The Morning Meeting with Al Tompkins is a daily Poynter briefing of story ideas worth considering and other timely context for journalists, written by senior faculty Al Tompkins. Sign up here to have it delivered to your inbox every weekday morning.
My guess is the states of Tennessee, South Carolina and Alabama won’t be using their new exclusive club membership to the CDC’s Purple Club as a recruiting tool. The CDC added a new color to their flu outbreak chart because simply saying the number was “high” does not adequately describe the outbreak in some of the country.
The CDC used to stop its alerts with “high.”
Seniors and small children are the sickest.
In a two-week period, flu rates among seniors and young children doubled in the United States.
Some local jurisdictions also report data to the CDC. Of those with data available, the metro areas of San Antonio, Texas; Memphis, Tennessee; Champaign-Urbana, Illinois; and Columbus, Georgia, had “very high” levels.
The map isn’t based off confirmed influenza lab tests, but rather tracks where people are going to the doctor with flu-like symptoms (respiratory illness and fever, plus a cough or sore throat). Because of that, the map “may capture patient visits due to other respiratory pathogens that cause similar symptoms,” the CDC explains.
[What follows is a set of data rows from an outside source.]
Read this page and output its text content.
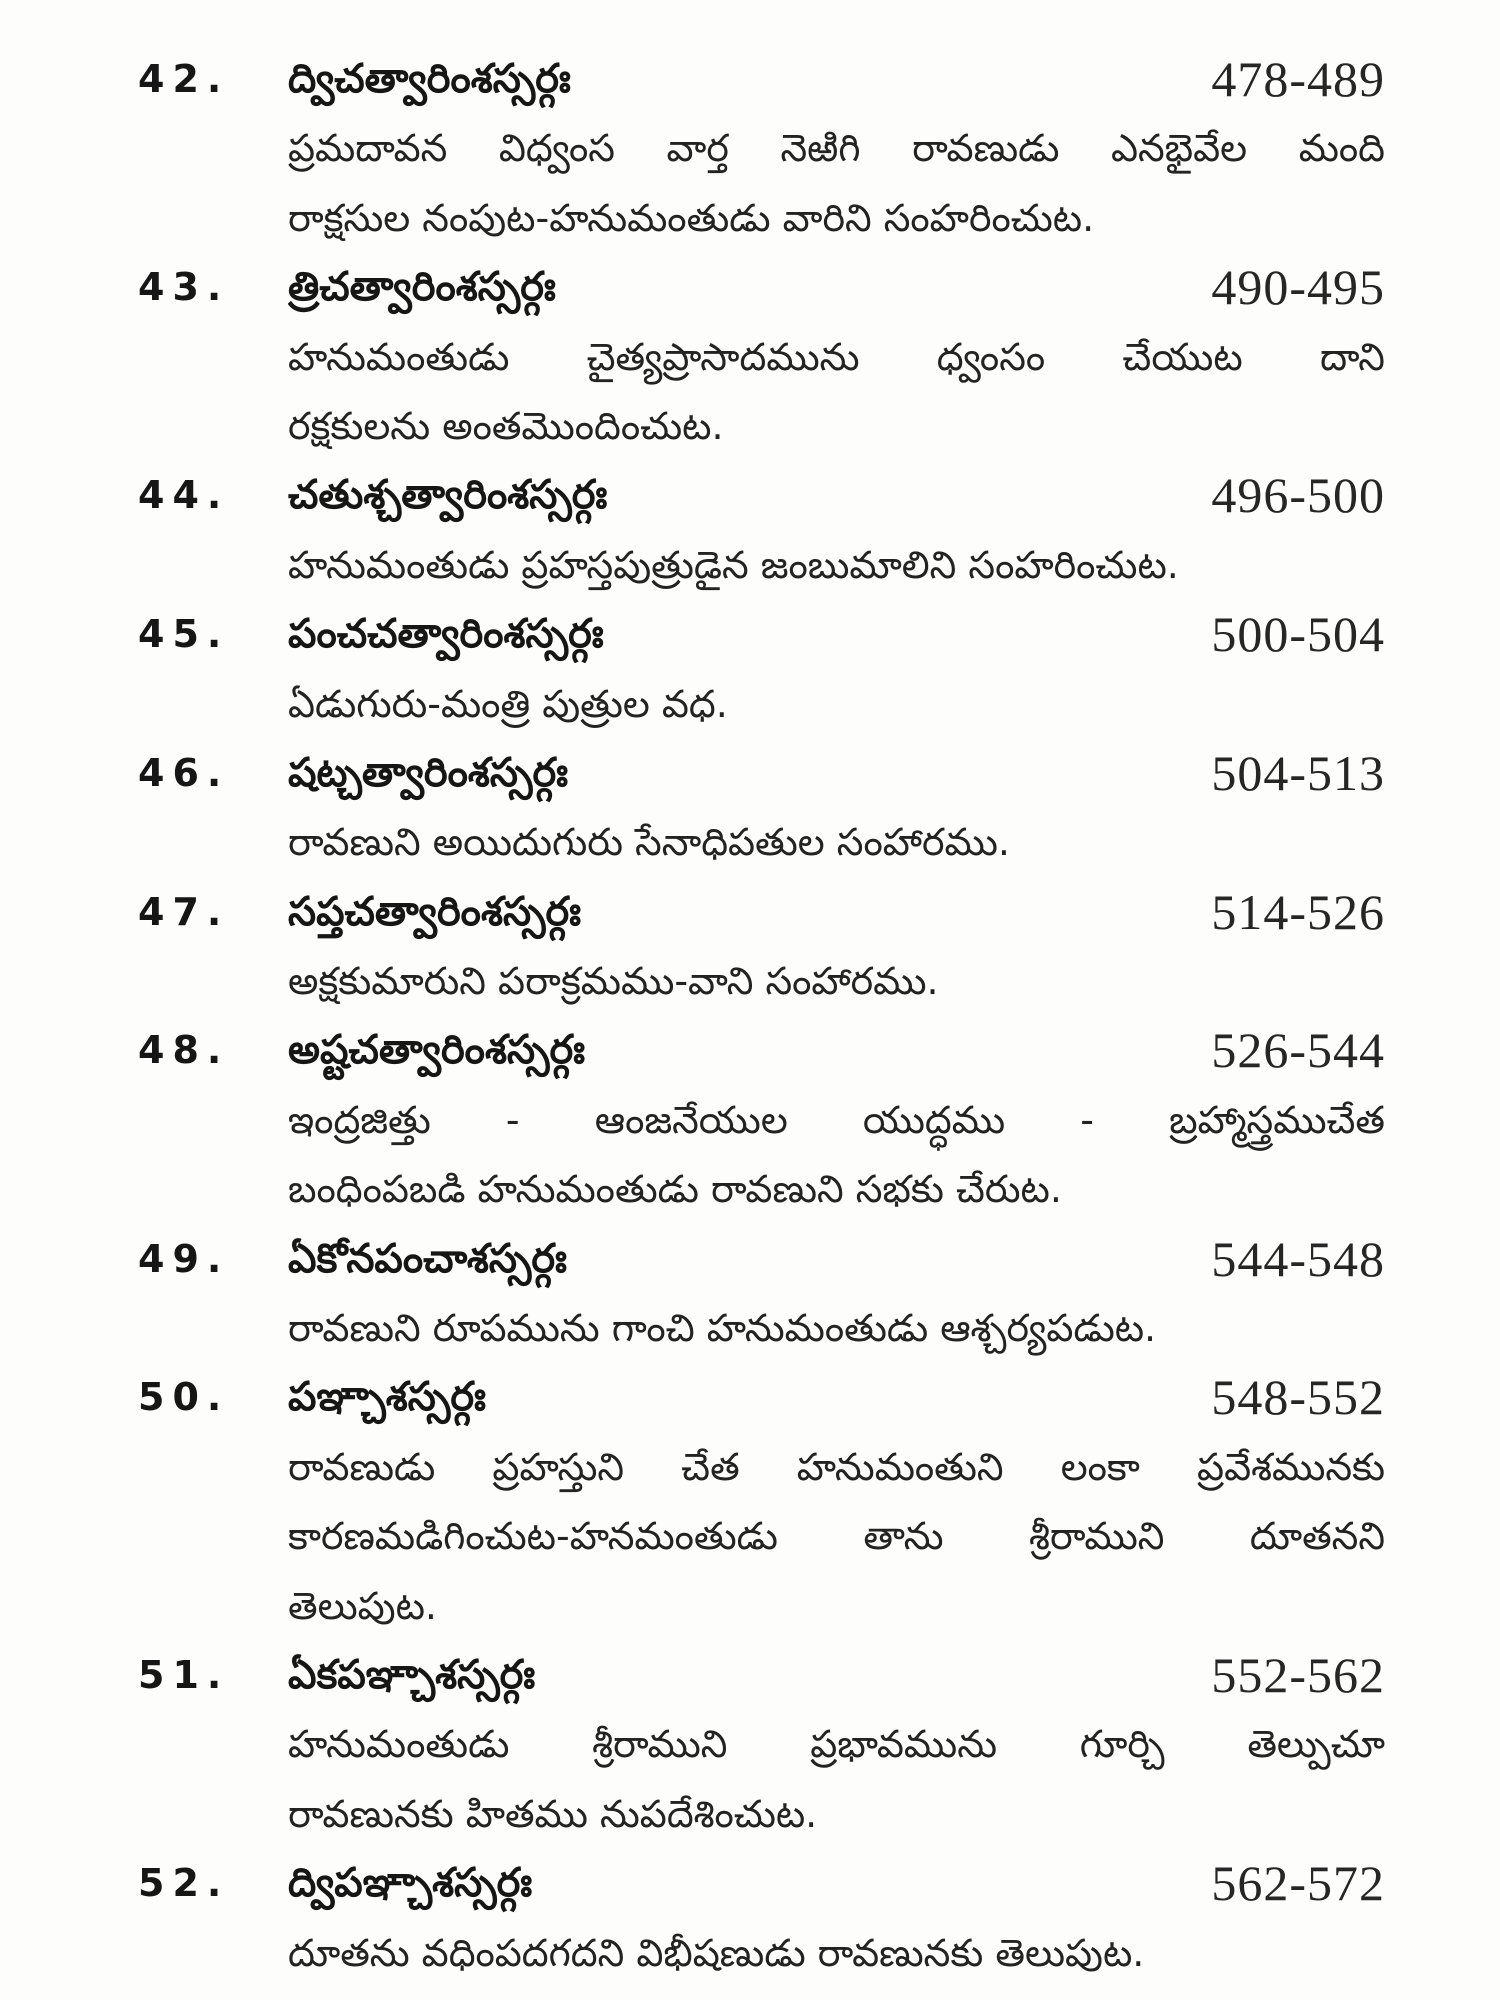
42. ద్విచత్వారింశస్సర్గః	478-489
ప్రమదావన విధ్వంస వార్త నెఱిగి రావణుడు ఎనభైవేల మంది
రాక్షసుల నంపుట-హనుమంతుడు వారిని సంహరించుట.
43. త్రిచత్వారింశస్సర్గః	490-495
హనుమంతుడు చైత్యప్రాసాదమును ధ్వంసం చేయుట దాని
రక్షకులను అంతమొందించుట.
44. చతుశ్చత్వారింశస్సర్గః	496-500
హనుమంతుడు ప్రహస్తపుత్రుడైన జంబుమాలిని సంహరించుట.
45. పంచచత్వారింశస్సర్గః	500-504
ఏడుగురు-మంత్రి పుత్రుల వధ.
46. షట్చత్వారింశస్సర్గః	504-513
రావణుని అయిదుగురు సేనాధిపతుల సంహారము.
47. సప్తచత్వారింశస్సర్గః	514-526
అక్షకుమారుని పరాక్రమము-వాని సంహారము.
48. అష్టచత్వారింశస్సర్గః	526-544
ఇంద్రజిత్తు - ఆంజనేయుల యుద్ధము - బ్రహ్మాస్త్రముచేత
బంధింపబడి హనుమంతుడు రావణుని సభకు చేరుట.
49. ఏకోనపంచాశస్సర్గః	544-548
రావణుని రూపమును గాంచి హనుమంతుడు ఆశ్చర్యపడుట.
50. పఞ్చాశస్సర్గః	548-552
రావణుడు ప్రహస్తుని చేత హనుమంతుని లంకా ప్రవేశమునకు
కారణమడిగించుట-హనమంతుడు తాను శ్రీరాముని దూతనని
తెలుపుట.
51. ఏకపఞ్చాశస్సర్గః	552-562
హనుమంతుడు శ్రీరాముని ప్రభావమును గూర్చి తెల్పుచూ
రావణునకు హితము నుపదేశించుట.
52. ద్విపఞ్చాశస్సర్గః	562-572
దూతను వధింపదగదని విభీషణుడు రావణునకు తెలుపుట.
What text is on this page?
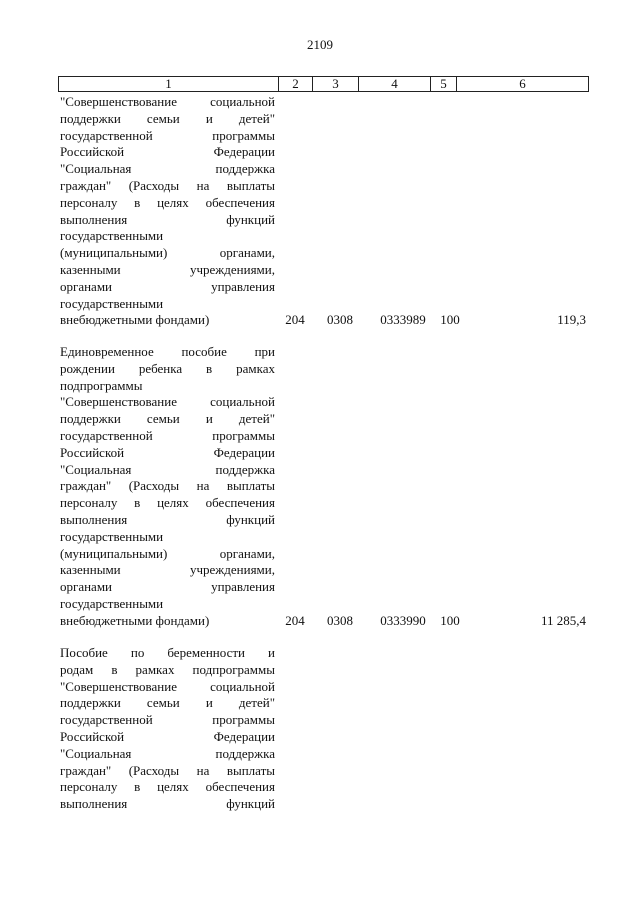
2109
1	2	3	4	5	6
"Совершенствование социальной
поддержки семьи и детей"
государственной программы
Российской Федерации
"Социальная поддержка
граждан" (Расходы на выплаты
персоналу в целях обеспечения
выполнения функций
государственными
(муниципальными) органами,
казенными учреждениями,
органами управления
государственными
внебюджетными фондами)	204	0308	0333989	100	119,3
Единовременное пособие при
рождении ребенка в рамках
подпрограммы
"Совершенствование социальной
поддержки семьи и детей"
государственной программы
Российской Федерации
"Социальная поддержка
граждан" (Расходы на выплаты
персоналу в целях обеспечения
выполнения функций
государственными
(муниципальными) органами,
казенными учреждениями,
органами управления
государственными
внебюджетными фондами)	204	0308	0333990	100	11 285,4
Пособие по беременности и
родам в рамках подпрограммы
"Совершенствование социальной
поддержки семьи и детей"
государственной программы
Российской Федерации
"Социальная поддержка
граждан" (Расходы на выплаты
персоналу в целях обеспечения
выполнения функций
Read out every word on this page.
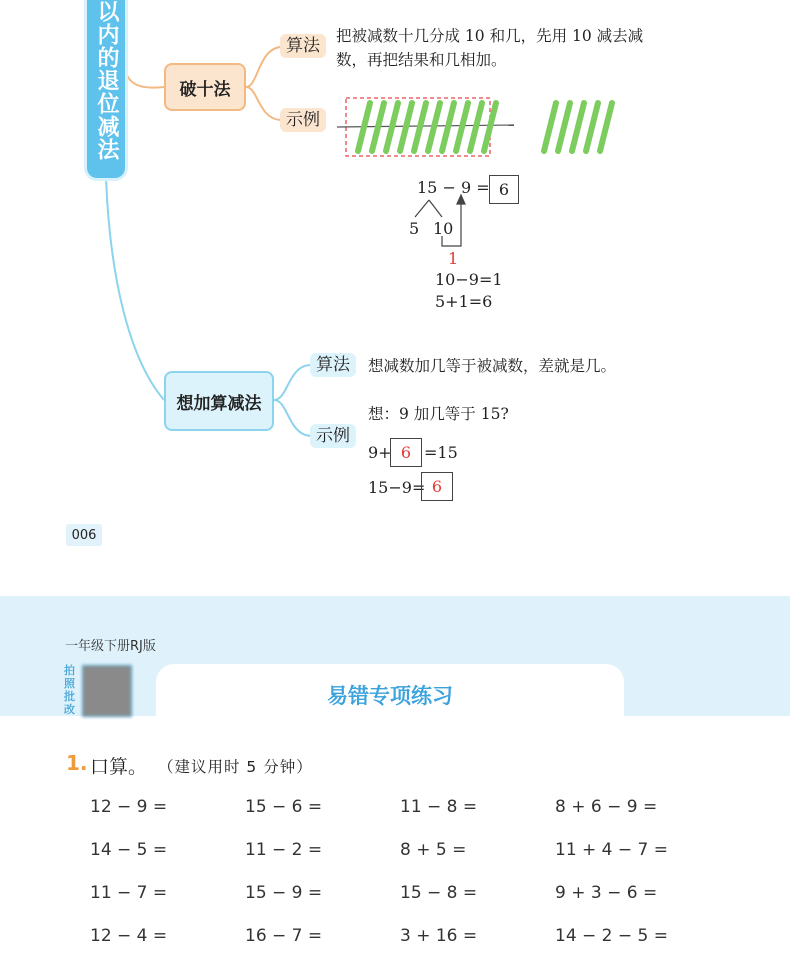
以内的退位减法	破十法
算法	把被减数十几分成 10 和几，先用 10 减去减
数，再把结果和几相加。
示例
15 − 9 = 6
5 10
1
10−9=1
5+1=6
想加算减法
算法	想减数加几等于被减数，差就是几。
示例
想：9 加几等于 15?
9+ 6 =15
15−9= 6
006
一年级下册RJ版
拍照批改
易错专项练习
1. 口算。 （建议用时 5 分钟）
12 − 9 =	15 − 6 =	11 − 8 =	8 + 6 − 9 =
14 − 5 =	11 − 2 =	8 + 5 =	11 + 4 − 7 =
11 − 7 =	15 − 9 =	15 − 8 =	9 + 3 − 6 =
12 − 4 =	16 − 7 =	3 + 16 =	14 − 2 − 5 =
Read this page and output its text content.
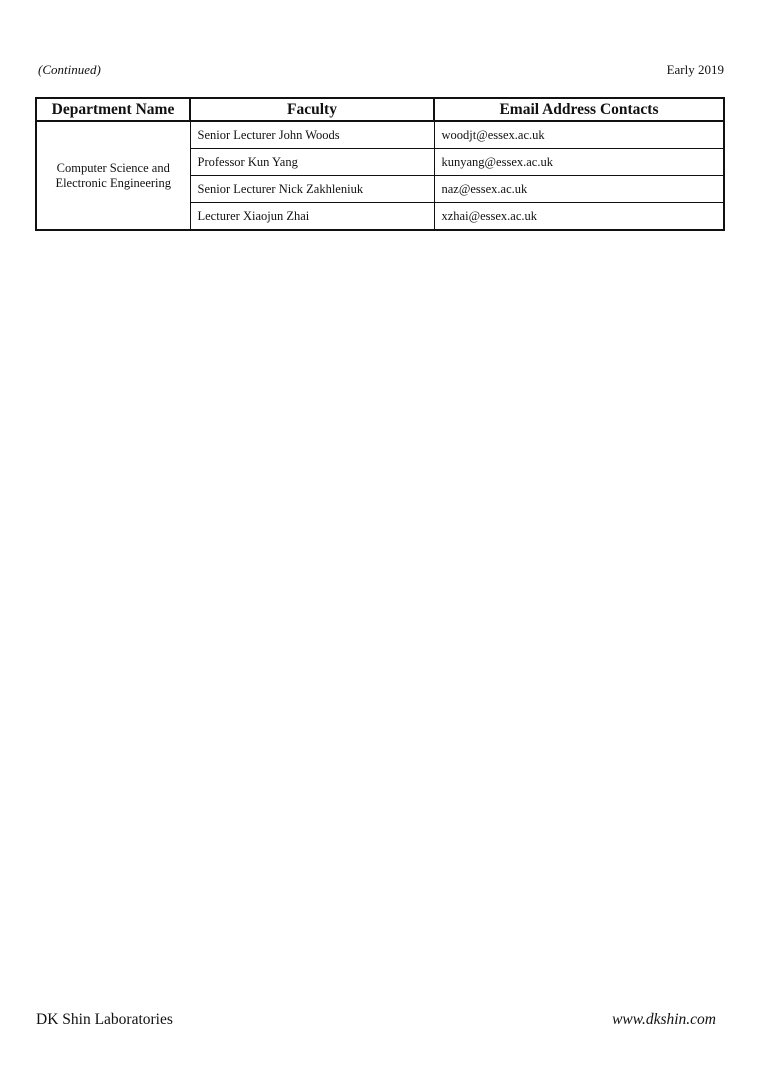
(Continued)	Early 2019
Department Name	Faculty	Email Address Contacts
Computer Science and
Electronic Engineering	Senior Lecturer John Woods	woodjt@essex.ac.uk
	Professor Kun Yang	kunyang@essex.ac.uk
	Senior Lecturer Nick Zakhleniuk	naz@essex.ac.uk
	Lecturer Xiaojun Zhai	xzhai@essex.ac.uk
DK Shin Laboratories	www.dkshin.com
The French National Academy of Medicine just recommended that seniors and people with major health problems start wearing masks when they are around other people. French authorities say the country is already facing an epidemic-level flu season.
I want to show you one other CDC chart that would be easy to misread. The 2022-23 flu season line is all the way on the left. Look how much earlier in the year cases are spiking compared to recent years.
Do we find 2,600 COVID-19 deaths each week acceptable?
A day before Americans choose who leads the legislative branch of our government, nearly nobody running for office or holding office is talking publicly about the fact that 2,500 Americans are dying every week from COVID-19.
The Centers for Disease Control and Prevention reports that 3,200 people are admitted to U.S. hospitals sick with COVID-19 each day. That number is way down from the 21,000 admissions in January this year. The question is, are we satisfied with that hospitalization and fatality rate?
Most of the sick and dead are seniors. Most have been vaccinated but are not up to date on their booster vaccines. This has been going on at this rate since spring. We are making no progress, and it seems few are demanding that we do anything to lower the death and infection rate. It is as if we see 2,504 deaths a week as inevitable and acceptable, not deserving much attention or discussion.
While most Americans have been vaccinated and have gotten at least one booster dose, a pitiful few have taken advantage of the autumn booster dose that was formulated to protect against serious illness and death from the latest covid virus variants.
Wastewater COVID monitoring shows the spreading virus
Since so many people take home COVID-19 tests and do not report their results to any official database, wastewater monitoring has become an increasingly important sentry for how and where the virus is spreading, and the latest wastewater data shows reason to be concerned. The latest samples from 1,200 monitoring sites around the U.S. show more than a third of the sites detecting a large increase in the virus that causes COVID-19.
It is interesting that our positive sampling rate now is almost exactly where it was a year ago.
You can also drill down on this information to see the places where the most positive wastewater samples are showing up. Mostly it is in the upper Midwest. Click on the map for the interactive data.
There also are hotspots on the East Coast. And some of the biggest increases are in Ohio, Michigan, New York, Maine, Utah and Colorado.